Herds of the giant Irish deer lived in Europe and Ireland during the late Pleistocene until about 10,000 or 11,000 years ago. It stood six feet high at its shoulders, the size of moose, and its broad antlers spanned 10 feet.
A recently extinct species, Bachman's warblers nested in the underbrush of forested swamps in the region bounded by Louisiana up to Kentucky and Maryland, and over to the Carolinas and Georgia, migrating to Cuba in winters. None have been seen since the early 1960s in North America and they were listed as endangered in 1967.
Once abundant, this extinct species nested in large colonies in the cypress swamps in the South Atlantic and Gulf States. They migrated up the Mississippi, and Missouri Rivers to the Platte and regularly to Ohio, Indiana, Illinois, Iowa, Wisconsin and Nebraska, and in the east to Pennsylvania.
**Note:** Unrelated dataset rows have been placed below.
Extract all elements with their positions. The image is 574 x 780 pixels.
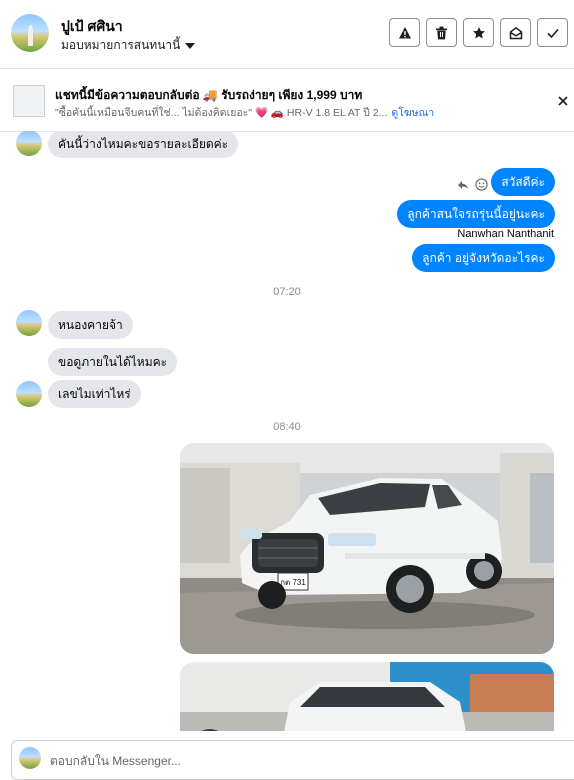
outgoing-message[interactable]: ลูกค้า อยู่จังหวัดอะไรคะ [412,244,555,272]
star-button[interactable] [463,18,494,47]
reply-placeholder: ตอบกลับใน Messenger... [50,754,181,768]
trash-icon [436,26,447,39]
conversation-header: ปูเป้ ศศินา มอบหมายการสนทนานี้ [0,0,574,69]
header-actions [389,18,568,47]
contact-avatar-small [16,310,42,336]
outgoing-message[interactable]: ลูกค้าสนใจรถรุ่นนี้อยู่นะคะ [397,200,555,228]
message-thread[interactable]: คันนี้ว่างไหมคะขอรายละเอียดค่ะ สวัสดีค่ะ… [0,131,574,731]
caret-down-icon [185,42,196,49]
star-icon [472,26,485,38]
ad-referral-banner: แชทนี้มีข้อความตอบกลับต่อ 🚚 รับรถง่ายๆ เ… [0,69,574,132]
timestamp: 08:40 [273,421,301,433]
contact-avatar[interactable] [11,14,49,52]
truck-interior-photo [180,662,554,731]
delete-button[interactable] [426,18,457,47]
page-avatar [19,747,41,769]
warning-icon [398,26,411,38]
message-actions [457,178,488,191]
contact-avatar-small [16,131,42,156]
report-button[interactable] [389,18,420,47]
incoming-message[interactable]: คันนี้ว่างไหมคะขอรายละเอียดค่ะ [48,131,239,158]
assign-conversation-dropdown[interactable]: มอบหมายการสนทนานี้ [61,36,196,55]
reply-icon[interactable] [457,179,469,191]
truck-photo: กต 731 [180,443,554,654]
license-plate: กต 731 [280,578,306,587]
photo-attachment[interactable] [180,662,554,731]
ad-snippet-row: "ซื้อคันนี้เหมือนจีบคนที่ใช่... ไม่ต้องค… [55,104,434,121]
mark-done-button[interactable] [537,18,568,47]
ad-snippet: "ซื้อคันนี้เหมือนจีบคนที่ใช่... ไม่ต้องค… [55,107,388,119]
emoji-reaction-icon[interactable] [475,178,488,191]
mark-unread-icon [509,26,522,39]
composer: ตอบกลับใน Messenger... [0,731,574,780]
view-ad-link[interactable]: ดูโฆษณา [391,104,434,121]
incoming-message[interactable]: เลขไมเท่าไหร่ [48,380,141,408]
close-icon[interactable] [556,94,570,108]
timestamp: 07:20 [273,286,301,298]
outgoing-message[interactable]: สวัสดีค่ะ [491,168,555,196]
incoming-message[interactable]: ขอดูภายในได้ไหมคะ [48,348,178,376]
ad-title: แชทนี้มีข้อความตอบกลับต่อ 🚚 รับรถง่ายๆ เ… [55,88,363,102]
incoming-message[interactable]: หนองคายจ้า [48,311,133,339]
contact-avatar-small [16,381,42,407]
contact-name[interactable]: ปูเป้ ศศินา [61,16,123,38]
check-icon [546,28,559,38]
assign-label: มอบหมายการสนทนานี้ [61,38,181,52]
sender-name: Nanwhan Nanthanit [457,228,554,240]
ad-thumbnail [13,85,45,117]
mark-unread-button[interactable] [500,18,531,47]
photo-attachment[interactable]: กต 731 [180,443,554,654]
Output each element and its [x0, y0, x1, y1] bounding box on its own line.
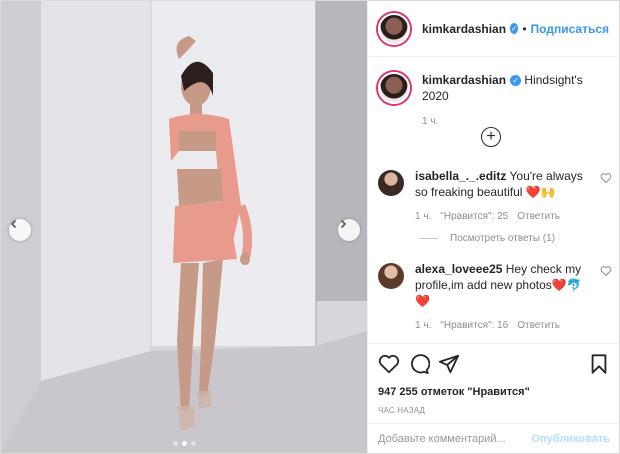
replies-divider-line	[420, 238, 438, 239]
post-header: kimkardashian ✓ • Подписаться	[368, 1, 619, 57]
comment-body: isabella_._.editz You're always so freak…	[415, 168, 593, 225]
save-bookmark-icon[interactable]	[588, 353, 610, 375]
comment-likes[interactable]: "Нравится": 25	[440, 209, 508, 225]
caption-author-avatar[interactable]	[378, 72, 410, 104]
comment-meta: 1 ч. "Нравится": 16 Ответить	[415, 318, 593, 334]
comment-body: alexa_loveee25 Hey check my profile,im a…	[415, 261, 593, 334]
reply-button[interactable]: Ответить	[517, 318, 560, 334]
view-replies-label: Посмотреть ответы (1)	[450, 233, 556, 244]
comment-username[interactable]: alexa_loveee25	[415, 262, 502, 276]
author-username[interactable]: kimkardashian	[422, 22, 506, 36]
instagram-post: kimkardashian ✓ • Подписаться kimkardash…	[0, 0, 620, 454]
caption-username[interactable]: kimkardashian	[422, 73, 506, 87]
plus-circle-icon: +	[486, 128, 496, 145]
comment-meta: 1 ч. "Нравится": 25 Ответить	[415, 209, 593, 225]
comment-username[interactable]: isabella_._.editz	[415, 169, 506, 183]
likes-count[interactable]: 947 255 отметок "Нравится"	[378, 386, 610, 398]
load-more-comments-button[interactable]: +	[481, 127, 501, 147]
post-side-panel: kimkardashian ✓ • Подписаться kimkardash…	[367, 1, 620, 453]
comment-bubble-icon[interactable]	[408, 353, 430, 375]
author-avatar[interactable]	[378, 12, 410, 45]
comment-item: alexa_loveee25 Hey check my profile,im a…	[378, 261, 614, 334]
view-replies-button[interactable]: Посмотреть ответы (1)	[420, 233, 555, 244]
comment-item: isabella_._.editz You're always so freak…	[378, 168, 614, 225]
like-comment-heart-icon[interactable]	[600, 172, 612, 184]
caption-body: kimkardashian ✓ Hindsight's 2020 1 ч.	[422, 72, 610, 130]
reply-button[interactable]: Ответить	[517, 209, 560, 225]
add-comment-bar: Опубликовать	[368, 423, 620, 453]
comments-section[interactable]: kimkardashian ✓ Hindsight's 2020 1 ч. + i…	[368, 58, 620, 343]
carousel-dot	[191, 441, 196, 446]
comment-likes[interactable]: "Нравится": 16	[440, 318, 508, 334]
post-caption: kimkardashian ✓ Hindsight's 2020 1 ч.	[368, 58, 620, 130]
verified-badge-icon: ✓	[510, 23, 519, 34]
action-icons-row	[378, 352, 610, 376]
verified-badge-icon: ✓	[510, 75, 522, 87]
commenter-avatar[interactable]	[378, 263, 404, 289]
share-paper-plane-icon[interactable]	[438, 353, 460, 375]
commenter-avatar[interactable]	[378, 170, 404, 196]
publish-button[interactable]: Опубликовать	[531, 433, 610, 445]
comment-time: 1 ч.	[415, 320, 432, 331]
carousel-dot	[173, 441, 178, 446]
caption-time: 1 ч.	[422, 116, 439, 127]
carousel-indicator	[173, 441, 196, 446]
header-separator: •	[522, 21, 527, 36]
chevron-left-icon	[10, 219, 17, 229]
like-comment-heart-icon[interactable]	[600, 265, 612, 277]
post-photo[interactable]	[1, 1, 367, 453]
chevron-right-icon	[340, 219, 347, 229]
follow-button[interactable]: Подписаться	[531, 22, 609, 36]
post-timestamp: ЧАС НАЗАД	[378, 406, 426, 415]
next-photo-button[interactable]	[338, 219, 360, 241]
carousel-dot-active	[182, 441, 187, 446]
photo-illustration	[1, 1, 367, 453]
comment-input[interactable]	[378, 432, 532, 445]
comment-time: 1 ч.	[415, 211, 432, 222]
post-actions: 947 255 отметок "Нравится" ЧАС НАЗАД	[368, 343, 620, 415]
previous-photo-button[interactable]	[9, 219, 31, 241]
like-heart-icon[interactable]	[378, 353, 400, 375]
Hunted for their feathers and slaughtered as pests, the last reported sighting in the wild was a small flock in Florida in 1920.
Wonderfully prolific, the passenger pigeon had the vast forests of the North as its breeding grounds, and travelled hundreds of miles in search of food. It was once thought that no ordinary destruction can lessen them. One of the most noted of extinct animals, passenger pigeons were reduced from numbers in the hundreds of millions for food.
Giant kangaroos and wombats as large as modern rhinos once lived in Australia.
The extinct bird, Phororhacos lived in South America during the Miocene and stood eight feet tall. Imagine running away from this carnivore!